What backup tool is best for self-hosted AI?

Restic for most teams - encrypted by default, supports S3 and local disk, deduplicates beautifully across model files. BorgBackup is comparable and has a true append-only mode that is useful for audit logs. ZFS snapshots are the right answer if you already run on ZFS. Avoid generic file-sync tools like rsync alone for AI workloads because they cannot handle the consistency requirements of mutating vector stores and audit logs.

How often should I run backups?

Tier by recovery cost. Continuous WAL shipping for audit logs (Litestream for SQLite, archive_command for PostgreSQL). Hourly for vector stores and active fine-tune checkpoints. Daily for adapters and application databases. Weekly for base model files. Monthly verification drills. The rule is: backup frequency should match your RPO target, which should match your team's actual tolerance for data loss.

Can I back up Ollama while it is running?

Yes if you use a filesystem snapshot (ZFS, Btrfs, or LVM) - the snapshot is atomic and the live system continues running. Without snapshots, briefly stopping Ollama is the safest approach. A 50-GB incremental restic backup with Ollama stopped takes 30-90 seconds, which is acceptable for most teams. Never trust a backup taken with Ollama writing to disk and no snapshot - corruption can be silent.

What is the right retention policy for AI backups?

Layer your retention. Daily snapshots for 30 days for fast operational recovery. Weekly snapshots for 12 weeks for catching slow-developing problems. Monthly snapshots for 24 months for long-tail issues. Audit-log backups separately at 7 years to match SOC 2 norms. Restic and Borg both support this policy out of the box with --keep-daily, --keep-weekly, --keep-monthly flags.

How do I verify my backup is actually good?

Quarterly restore drills against a clean VM. Restore from the latest snapshot, restart Ollama, query the vector store, verify the audit log chain, load a fine-tuned adapter and run a known prompt. Compare results to a saved baseline. This catches both backup corruption and procedure drift. If you have never done a restore drill, your backups are unverified and you should treat them as such.

What about ransomware protection?

Three layers. Object Lock in compliance mode on the S3 bucket prevents deletion even by full-access attackers. An air-gapped USB SSD that is physically disconnected most of the time prevents network ransomware from reaching it. Append-only mode in BorgBackup prevents modification of existing snapshots even with repository access. For a high-stakes deployment, all three together.

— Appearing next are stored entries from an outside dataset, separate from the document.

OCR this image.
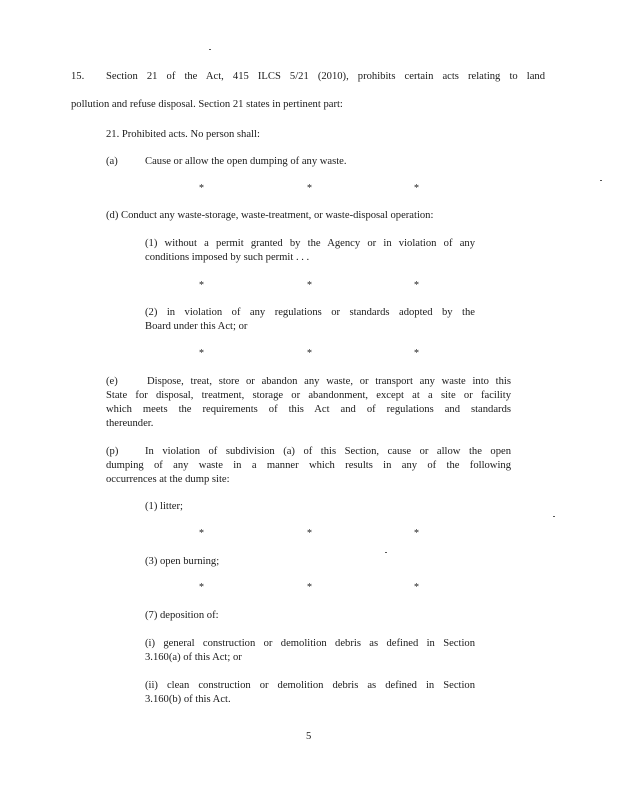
15. Section 21 of the Act, 415 ILCS 5/21 (2010), prohibits certain acts relating to land
pollution and refuse disposal. Section 21 states in pertinent part:
21. Prohibited acts. No person shall:
(a)	Cause or allow the open dumping of any waste.
*	*	*
(d) Conduct any waste-storage, waste-treatment, or waste-disposal operation:
(1) without a permit granted by the Agency or in violation of any
conditions imposed by such permit . . .
*	*	*
(2) in violation of any regulations or standards adopted by the
Board under this Act; or
*	*	*
(e)	Dispose, treat, store or abandon any waste, or transport any waste into this
State for disposal, treatment, storage or abandonment, except at a site or facility
which meets the requirements of this Act and of regulations and standards
thereunder.
(p)	In violation of subdivision (a) of this Section, cause or allow the open
dumping of any waste in a manner which results in any of the following
occurrences at the dump site:
(1) litter;
*	*	*
(3) open burning;
*	*	*
(7) deposition of:
(i) general construction or demolition debris as defined in Section
3.160(a) of this Act; or
(ii) clean construction or demolition debris as defined in Section
3.160(b) of this Act.
5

How much does a complete AI backup setup cost monthly?

For a typical small team with 200 GB of local AI footprint backed up daily to S3 with 90-day retention: $4-7 in S3 storage, $3-5 in PUT/GET requests, $0 in restic licensing. Total under $15/month for what would otherwise be hours of recovery work after a single drive failure. The hardware for the on-site copy (NVMe + USB SSD) runs $150-250 one-time.

Local AI Backup and Disaster Recovery: The Playbook Nobody Wrote

Published April 23, 2026 - 20 min read

The first time I lost a local AI deployment, it was 11pm on a Friday in October 2024. A 4TB NVMe drive in our team server failed without warning. Gone with it: 187 GB of pulled Ollama models, three fine-tuned adapters representing maybe 60 hours of training time, a Chroma vector store with 2.4 million chunks of internal documentation, and most painfully, the audit log database we used to satisfy our SOC 2 controls. We had backups of the application database. We did not have backups of any of the AI-specific assets, because at the time none of us thought of them as "data."

That outage cost the team about a week of work. The second time something similar happened - this time a corrupted file system on a different server - we lost twenty minutes. The difference was a backup playbook specifically designed for the way local AI stores state. It is a different shape from typical application backups, and most generic backup tools will quietly miss the parts that matter.

This guide is that playbook. Tested. Drilled. Audited.

Quick Start: Your First Backup in 15 Minutes

If you do nothing else after reading this, do this:

# 1. Install restic (encrypted, deduplicated backup)
brew install restic   # or apt install restic

# 2. Create a repository on a separate disk
restic init --repo /mnt/backup-disk/ai-repo

# 3. Back up the four critical paths
restic -r /mnt/backup-disk/ai-repo backup \
  ~/.ollama/models \
  /var/lib/ollama \
  /opt/anythingllm/storage \
  /var/lib/audit-db

# 4. Verify
restic -r /mnt/backup-disk/ai-repo snapshots

That alone puts you ahead of about 80% of self-hosted AI deployments. The rest of this guide is about doing it right - encryption, off-site, retention, and crucially the part everyone skips, practicing the restore.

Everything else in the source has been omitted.